Os discursos, até aos mais altos escalões do poder, mostraram que a intervenção militar israelita em Gaza visava muito mais do que o desaparecimento do Hamas (...): era indiscriminadamente todo o território e os seus residentes que eram o alvo. A lista de citações documentadas pela África do Sul é impressionante: o primeiro-ministro pedindo aos soldados que “se lembrem do que Amaleque vos fez”, em referência ao inimigo bíblico que Israel era, segundo o texto sagrado, suposto “matar homens e mulheres indiscriminadamente”. , lactentes e recém-nascidos”; o presidente afirmando sobre os palestinos que “toda a nação é responsável” e deve ser “combatida até o ponto de quebrar a espinha”; o Ministro da Defesa indicando que já não haveria “nem electricidade, nem comida, nem água, nem gasolina”, porque se trata de uma guerra “contra os animais humanos” e devemos “agir em conformidade”.
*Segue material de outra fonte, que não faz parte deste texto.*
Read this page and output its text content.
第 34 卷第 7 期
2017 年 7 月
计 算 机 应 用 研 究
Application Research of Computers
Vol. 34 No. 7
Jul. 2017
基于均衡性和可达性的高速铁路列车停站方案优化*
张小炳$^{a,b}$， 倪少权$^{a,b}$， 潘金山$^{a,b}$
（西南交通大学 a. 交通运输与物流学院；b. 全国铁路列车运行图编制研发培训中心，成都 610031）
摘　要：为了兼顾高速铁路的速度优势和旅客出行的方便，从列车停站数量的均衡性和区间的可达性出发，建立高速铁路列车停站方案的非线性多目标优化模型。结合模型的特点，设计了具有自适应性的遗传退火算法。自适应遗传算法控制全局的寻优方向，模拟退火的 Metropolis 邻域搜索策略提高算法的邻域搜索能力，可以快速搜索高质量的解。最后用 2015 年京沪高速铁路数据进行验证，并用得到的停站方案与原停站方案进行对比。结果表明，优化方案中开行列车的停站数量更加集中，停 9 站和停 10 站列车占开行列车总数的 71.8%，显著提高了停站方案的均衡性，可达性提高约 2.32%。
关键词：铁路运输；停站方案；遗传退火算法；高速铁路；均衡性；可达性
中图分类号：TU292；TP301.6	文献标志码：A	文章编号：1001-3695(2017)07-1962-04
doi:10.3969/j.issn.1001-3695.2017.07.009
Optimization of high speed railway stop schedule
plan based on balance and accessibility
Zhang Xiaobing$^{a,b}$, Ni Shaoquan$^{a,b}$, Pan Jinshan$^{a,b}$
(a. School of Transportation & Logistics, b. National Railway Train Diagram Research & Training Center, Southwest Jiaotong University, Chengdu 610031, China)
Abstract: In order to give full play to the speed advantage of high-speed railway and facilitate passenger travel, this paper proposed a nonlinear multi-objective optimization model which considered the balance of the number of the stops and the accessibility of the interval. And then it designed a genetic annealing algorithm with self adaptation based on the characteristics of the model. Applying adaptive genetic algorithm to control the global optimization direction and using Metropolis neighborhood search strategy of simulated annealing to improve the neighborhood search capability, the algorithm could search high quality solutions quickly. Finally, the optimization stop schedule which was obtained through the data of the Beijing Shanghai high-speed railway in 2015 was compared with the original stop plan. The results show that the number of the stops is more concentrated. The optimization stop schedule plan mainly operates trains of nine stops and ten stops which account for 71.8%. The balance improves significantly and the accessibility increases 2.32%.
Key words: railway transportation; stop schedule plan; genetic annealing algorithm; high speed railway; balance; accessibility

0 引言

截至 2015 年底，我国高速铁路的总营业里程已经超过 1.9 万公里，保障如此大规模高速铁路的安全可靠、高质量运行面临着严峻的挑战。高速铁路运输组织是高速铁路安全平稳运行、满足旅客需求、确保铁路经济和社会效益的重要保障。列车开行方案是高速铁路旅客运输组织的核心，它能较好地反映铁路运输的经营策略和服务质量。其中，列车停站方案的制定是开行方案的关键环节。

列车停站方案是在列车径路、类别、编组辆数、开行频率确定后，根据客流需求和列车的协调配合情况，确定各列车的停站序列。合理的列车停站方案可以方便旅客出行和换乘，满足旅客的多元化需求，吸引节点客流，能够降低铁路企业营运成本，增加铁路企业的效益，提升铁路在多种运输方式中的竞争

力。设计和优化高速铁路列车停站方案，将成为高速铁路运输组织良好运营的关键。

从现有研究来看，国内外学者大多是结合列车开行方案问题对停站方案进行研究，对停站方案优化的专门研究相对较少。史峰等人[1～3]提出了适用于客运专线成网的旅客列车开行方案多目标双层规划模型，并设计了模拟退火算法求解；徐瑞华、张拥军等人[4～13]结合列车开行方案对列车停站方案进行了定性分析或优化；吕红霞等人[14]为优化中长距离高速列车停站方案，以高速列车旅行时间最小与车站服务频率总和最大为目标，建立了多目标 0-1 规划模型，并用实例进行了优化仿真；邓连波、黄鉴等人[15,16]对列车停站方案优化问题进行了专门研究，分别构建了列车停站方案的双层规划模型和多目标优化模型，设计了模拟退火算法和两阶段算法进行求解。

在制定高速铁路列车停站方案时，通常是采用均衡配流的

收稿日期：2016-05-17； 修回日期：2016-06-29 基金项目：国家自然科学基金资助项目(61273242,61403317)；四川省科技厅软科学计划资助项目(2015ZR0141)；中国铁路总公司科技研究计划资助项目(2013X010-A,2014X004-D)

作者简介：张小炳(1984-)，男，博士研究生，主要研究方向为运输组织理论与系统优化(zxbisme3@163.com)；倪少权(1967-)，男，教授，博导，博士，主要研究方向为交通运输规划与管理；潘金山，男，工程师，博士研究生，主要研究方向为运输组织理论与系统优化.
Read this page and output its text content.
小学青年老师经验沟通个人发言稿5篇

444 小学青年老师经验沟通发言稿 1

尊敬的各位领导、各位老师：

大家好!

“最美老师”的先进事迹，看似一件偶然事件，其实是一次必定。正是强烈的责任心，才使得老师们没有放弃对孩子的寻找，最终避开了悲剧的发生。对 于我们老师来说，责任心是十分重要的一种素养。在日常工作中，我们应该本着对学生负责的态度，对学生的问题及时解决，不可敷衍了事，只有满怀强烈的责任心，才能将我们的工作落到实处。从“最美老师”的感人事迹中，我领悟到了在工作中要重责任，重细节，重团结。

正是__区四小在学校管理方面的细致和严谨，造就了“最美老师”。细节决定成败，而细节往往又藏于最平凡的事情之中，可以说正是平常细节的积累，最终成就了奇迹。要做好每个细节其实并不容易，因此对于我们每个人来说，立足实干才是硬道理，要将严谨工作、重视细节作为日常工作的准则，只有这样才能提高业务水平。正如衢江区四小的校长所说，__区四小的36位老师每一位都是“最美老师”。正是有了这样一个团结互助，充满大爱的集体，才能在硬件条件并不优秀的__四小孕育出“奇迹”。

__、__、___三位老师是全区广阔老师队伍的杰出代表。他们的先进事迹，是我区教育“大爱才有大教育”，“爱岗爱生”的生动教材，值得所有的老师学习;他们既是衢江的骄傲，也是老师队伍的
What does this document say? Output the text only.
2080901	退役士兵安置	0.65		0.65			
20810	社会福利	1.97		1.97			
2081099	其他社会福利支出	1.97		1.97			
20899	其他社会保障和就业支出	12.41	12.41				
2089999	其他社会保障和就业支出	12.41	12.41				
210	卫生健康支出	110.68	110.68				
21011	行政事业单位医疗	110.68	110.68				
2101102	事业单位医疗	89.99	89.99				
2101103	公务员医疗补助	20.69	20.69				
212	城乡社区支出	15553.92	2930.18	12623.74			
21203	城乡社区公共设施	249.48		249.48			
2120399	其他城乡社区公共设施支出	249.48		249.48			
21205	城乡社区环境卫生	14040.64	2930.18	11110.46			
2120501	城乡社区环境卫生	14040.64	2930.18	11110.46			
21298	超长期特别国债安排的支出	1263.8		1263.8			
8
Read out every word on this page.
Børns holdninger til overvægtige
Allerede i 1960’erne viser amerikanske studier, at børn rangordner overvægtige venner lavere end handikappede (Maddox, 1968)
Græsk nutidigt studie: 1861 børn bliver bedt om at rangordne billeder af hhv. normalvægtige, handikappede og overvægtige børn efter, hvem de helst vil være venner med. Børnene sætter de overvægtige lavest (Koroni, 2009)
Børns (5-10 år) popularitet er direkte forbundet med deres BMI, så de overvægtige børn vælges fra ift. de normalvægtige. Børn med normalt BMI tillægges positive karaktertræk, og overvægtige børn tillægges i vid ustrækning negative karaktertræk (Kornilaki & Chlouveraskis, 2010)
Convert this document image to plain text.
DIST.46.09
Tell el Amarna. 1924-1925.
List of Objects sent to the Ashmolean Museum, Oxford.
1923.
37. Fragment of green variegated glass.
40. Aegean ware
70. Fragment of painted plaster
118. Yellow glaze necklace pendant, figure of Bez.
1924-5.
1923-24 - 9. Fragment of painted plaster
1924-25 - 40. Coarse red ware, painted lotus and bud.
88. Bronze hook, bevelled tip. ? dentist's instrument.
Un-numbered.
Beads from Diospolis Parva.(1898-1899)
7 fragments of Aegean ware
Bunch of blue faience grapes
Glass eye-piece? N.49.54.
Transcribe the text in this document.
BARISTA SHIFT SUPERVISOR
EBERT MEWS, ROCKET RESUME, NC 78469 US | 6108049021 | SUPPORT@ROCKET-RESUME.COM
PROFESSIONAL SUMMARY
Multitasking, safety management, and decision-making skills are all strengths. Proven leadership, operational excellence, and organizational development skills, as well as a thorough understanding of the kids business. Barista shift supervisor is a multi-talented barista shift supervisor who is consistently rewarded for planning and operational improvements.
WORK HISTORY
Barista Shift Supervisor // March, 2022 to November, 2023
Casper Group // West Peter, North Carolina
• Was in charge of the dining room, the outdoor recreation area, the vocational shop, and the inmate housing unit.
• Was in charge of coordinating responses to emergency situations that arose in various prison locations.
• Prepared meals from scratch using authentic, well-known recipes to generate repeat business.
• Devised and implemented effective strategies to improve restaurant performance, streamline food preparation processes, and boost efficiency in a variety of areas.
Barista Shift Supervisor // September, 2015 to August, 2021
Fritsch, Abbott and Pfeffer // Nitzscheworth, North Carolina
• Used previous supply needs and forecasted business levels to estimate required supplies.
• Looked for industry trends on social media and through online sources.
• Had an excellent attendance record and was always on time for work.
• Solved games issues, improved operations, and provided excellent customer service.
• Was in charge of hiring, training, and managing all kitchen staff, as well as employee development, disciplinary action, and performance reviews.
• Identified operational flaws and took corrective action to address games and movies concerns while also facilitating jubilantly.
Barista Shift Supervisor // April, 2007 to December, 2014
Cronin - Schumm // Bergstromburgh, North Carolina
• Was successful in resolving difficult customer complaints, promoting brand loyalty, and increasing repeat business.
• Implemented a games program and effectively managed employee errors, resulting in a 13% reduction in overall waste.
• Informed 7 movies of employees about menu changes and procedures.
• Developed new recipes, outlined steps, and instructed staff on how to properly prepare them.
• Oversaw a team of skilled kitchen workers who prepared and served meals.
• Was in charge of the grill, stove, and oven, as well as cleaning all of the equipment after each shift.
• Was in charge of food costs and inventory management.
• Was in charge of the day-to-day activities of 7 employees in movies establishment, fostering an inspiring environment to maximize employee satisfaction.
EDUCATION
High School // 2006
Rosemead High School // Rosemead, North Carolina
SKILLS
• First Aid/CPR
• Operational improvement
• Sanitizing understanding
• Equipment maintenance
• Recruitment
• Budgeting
As falácias dos média e da narrativa intelectual
Um por um, Fassin desconstrói os sofismas da narrativa israelita e ocidental, o mais pernicioso deles seria que a história começou em 7 de outubro de 2023: enterrou o bloqueio a Gaza; apagou a expansão da colonização e dos assassinatos na Cisjordânia; esqueceu a judaização de Jerusalém e as provocações contra a mesquita de Al-Aqsa; ignorou os milhares de prisioneiros nas prisões israelitas. Quanto ao “exército mais moral do mundo”, apenas “retaliaria” ao que foi, nas palavras do Presidente Emmanuel Macron, “o maior massacre anti-semita do nosso século”.1 O que levou a minimizar ou ocultar o imagens que vieram de Gaza e também da Cisjordânia - o exemplo mais recente, o de soldados israelitas a varrer três palestinianos dos telhados em Qabatiy (Cisjordânia) em Setembro de 2024, relembrando assim as práticas de membros da organização Estado Islâmico (OEI) 2.